Kurt and Courtney (1998)

Rating: B-

Dir: Nick Broomfield

Inspired by viewing his Sarah Palin documentary, I watched Broomfield’s most famous work, in which he travels to the Pacific North-West to make a film about Kurt Cobain and his death. He talks to those who knew the singer, such as his aunt Mary, who was the first person to record Cobain’s musical leanings. However, the tack then largely shifts into the circumstances of his death, with some people, most notably PI Tom Grant (whom I exchanged emails with, way back, for a TC article that never materialized) and “rape metal” singer El Duce, who claims Kurt’s wife Courtney Love offered El Duce fifty grand to kill her husband, and passed a polygraph test on the topic. This does not sit well with Love, who starts to apply pressure to Broomfield’s funders to back out of the project (she later got Sundance to cancel their screening).

The odd thing is, after considering the evidence, Broomfield doesn’t think Cobain was murdered – personally, I’ve got an open mind on this, given the general acknowledgement he was going to leave Love, and the curious death of El Duce, hit by a train shortly after being interviewed for the film. What he does, however, is provide a scathing indictment of Love, and her obsession with harassing and threatening bodily harm on any journalists she perceives as working on material of which she disapproves. She is all but absent from the film: the only direct interview is a few seconds as she arrives to be the keynote speaker at an ACLU awards dinner; the irony of this is not lost on Broomfield.

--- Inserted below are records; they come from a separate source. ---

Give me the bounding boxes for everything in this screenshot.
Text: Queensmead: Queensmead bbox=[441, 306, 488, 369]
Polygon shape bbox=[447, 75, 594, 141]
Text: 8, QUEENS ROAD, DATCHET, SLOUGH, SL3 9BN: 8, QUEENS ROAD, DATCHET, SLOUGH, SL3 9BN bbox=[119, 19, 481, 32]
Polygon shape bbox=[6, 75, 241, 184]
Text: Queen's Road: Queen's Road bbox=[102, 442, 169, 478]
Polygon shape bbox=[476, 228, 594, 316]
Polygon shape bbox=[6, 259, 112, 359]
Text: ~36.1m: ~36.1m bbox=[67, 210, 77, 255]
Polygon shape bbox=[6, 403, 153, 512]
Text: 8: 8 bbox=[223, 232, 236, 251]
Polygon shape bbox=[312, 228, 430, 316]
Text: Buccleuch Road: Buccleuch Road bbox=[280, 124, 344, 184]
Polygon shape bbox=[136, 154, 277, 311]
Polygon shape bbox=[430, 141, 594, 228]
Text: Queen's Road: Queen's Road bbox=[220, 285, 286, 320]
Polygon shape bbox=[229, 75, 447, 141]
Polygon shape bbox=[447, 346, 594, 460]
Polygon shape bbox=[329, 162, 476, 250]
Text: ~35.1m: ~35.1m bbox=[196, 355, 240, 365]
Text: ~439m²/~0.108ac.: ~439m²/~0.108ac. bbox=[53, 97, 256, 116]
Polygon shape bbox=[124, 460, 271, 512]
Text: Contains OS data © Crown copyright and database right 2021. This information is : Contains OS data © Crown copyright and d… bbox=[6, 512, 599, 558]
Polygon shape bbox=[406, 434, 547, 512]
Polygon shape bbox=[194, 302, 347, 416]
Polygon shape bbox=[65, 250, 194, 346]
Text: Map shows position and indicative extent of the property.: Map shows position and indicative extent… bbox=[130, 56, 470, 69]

What I love about Broomfield is his willingness to let the story evolve as things go along. He may have a plan, but if things unfold in an unexpected direction, he’s happy to take it. However, that doesn’t really work for him here, because the opening third to a half, documenting Cobain’s rise and fall, is largely irrelevant to the true topic – control freak, Courtney Love, along with her violent tendencies and hypocrisy. That’s rather more interesting to me than another dead rock-star, so the interview footage of Cobain is only of passing note. However, I appreciated the open-ended nature of the film; Broomfield not only goes in with no agenda, he doesn’t leave with one. Except, perhaps, to stay at least 500 feet away from Ms. Love, which seems more than sensible to me.